IMF slashes global forecast, with drastic falls in Italy and Spain
The International Monetary Fund has slashed its global growth forecast for this year and exhorted the European Central Bank to boost liquidity to stave off a deeper eurozone crisis.
By Ambrose Evans-Pritchard and Louise Armitstead
19 Jan 2012
“The global recovery is threatened by the growing tensions in the euro area,” the Fund said, according to a leaked draft of its World Economic Outlook which is due to be published next week.
Global GDP growth is to be cut from 4pc to 3.3pc, with drastic revisions for an arc of countries in Southern Europe.

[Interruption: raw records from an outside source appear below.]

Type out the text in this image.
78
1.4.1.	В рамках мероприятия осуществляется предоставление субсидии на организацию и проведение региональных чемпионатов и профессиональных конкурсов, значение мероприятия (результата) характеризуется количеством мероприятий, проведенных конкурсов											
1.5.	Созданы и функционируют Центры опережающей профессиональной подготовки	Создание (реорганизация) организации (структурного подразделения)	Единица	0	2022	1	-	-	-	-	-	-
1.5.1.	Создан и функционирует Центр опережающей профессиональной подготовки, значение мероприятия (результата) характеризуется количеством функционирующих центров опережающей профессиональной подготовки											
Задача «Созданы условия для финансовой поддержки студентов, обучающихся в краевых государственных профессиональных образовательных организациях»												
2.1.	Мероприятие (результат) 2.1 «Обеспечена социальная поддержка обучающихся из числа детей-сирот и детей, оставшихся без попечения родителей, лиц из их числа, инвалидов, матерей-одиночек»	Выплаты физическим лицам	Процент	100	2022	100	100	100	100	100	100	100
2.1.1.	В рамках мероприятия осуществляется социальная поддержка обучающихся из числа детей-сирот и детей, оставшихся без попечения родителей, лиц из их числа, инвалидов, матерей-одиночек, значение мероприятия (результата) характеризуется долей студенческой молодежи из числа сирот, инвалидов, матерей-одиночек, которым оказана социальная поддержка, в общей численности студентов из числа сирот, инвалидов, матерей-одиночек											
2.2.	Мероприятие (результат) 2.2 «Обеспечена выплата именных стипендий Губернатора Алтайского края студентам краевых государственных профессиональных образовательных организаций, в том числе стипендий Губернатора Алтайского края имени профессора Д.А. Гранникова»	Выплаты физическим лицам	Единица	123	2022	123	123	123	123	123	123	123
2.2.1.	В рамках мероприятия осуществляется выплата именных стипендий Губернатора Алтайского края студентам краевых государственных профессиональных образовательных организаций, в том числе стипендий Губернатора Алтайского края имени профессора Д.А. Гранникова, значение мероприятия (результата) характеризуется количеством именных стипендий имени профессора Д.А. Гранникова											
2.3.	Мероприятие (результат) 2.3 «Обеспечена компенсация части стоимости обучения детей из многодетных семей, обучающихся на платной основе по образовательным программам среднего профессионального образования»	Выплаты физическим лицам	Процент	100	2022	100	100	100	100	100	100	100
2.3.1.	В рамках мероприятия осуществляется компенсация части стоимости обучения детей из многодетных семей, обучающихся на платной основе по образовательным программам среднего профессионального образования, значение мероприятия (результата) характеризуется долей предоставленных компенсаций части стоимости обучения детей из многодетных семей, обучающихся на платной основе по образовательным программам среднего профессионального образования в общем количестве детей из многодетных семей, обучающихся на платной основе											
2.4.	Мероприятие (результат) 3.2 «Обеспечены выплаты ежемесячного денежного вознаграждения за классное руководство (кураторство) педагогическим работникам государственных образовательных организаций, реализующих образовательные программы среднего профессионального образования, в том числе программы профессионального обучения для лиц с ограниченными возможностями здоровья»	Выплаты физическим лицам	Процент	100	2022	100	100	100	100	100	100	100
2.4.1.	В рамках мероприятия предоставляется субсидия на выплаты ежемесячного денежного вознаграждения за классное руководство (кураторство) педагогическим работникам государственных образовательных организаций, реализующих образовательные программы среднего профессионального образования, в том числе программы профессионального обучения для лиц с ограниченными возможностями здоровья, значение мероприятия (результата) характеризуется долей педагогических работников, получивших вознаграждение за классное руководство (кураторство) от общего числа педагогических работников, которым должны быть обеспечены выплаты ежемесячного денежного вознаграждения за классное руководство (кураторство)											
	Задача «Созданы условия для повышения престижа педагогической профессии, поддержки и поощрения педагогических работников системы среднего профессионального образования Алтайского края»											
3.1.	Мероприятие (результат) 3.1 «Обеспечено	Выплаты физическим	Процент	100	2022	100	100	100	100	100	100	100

Italy’s economy will contract by 2.2pc and Spain’s by 1.7pc as fiscal austerity measures bite harder and banks curtail lending, playing havoc with debt dynamics.
The eurozone as a whole will shrink by 0.5pc, down from growth of 1.1pc in the Fund’s last forecast in September, an even grimmer outlook for the region than growth revisions released by the World Bank earlier this week.
The new figures are an admission that the IMF has been caught badly off guard by fast-moving events. It appears to misjudged the gravity of the crisis in Southern Europe. The new forecasts explain why the Fund is requesting a $600bn (£388bn) boost to its firepower.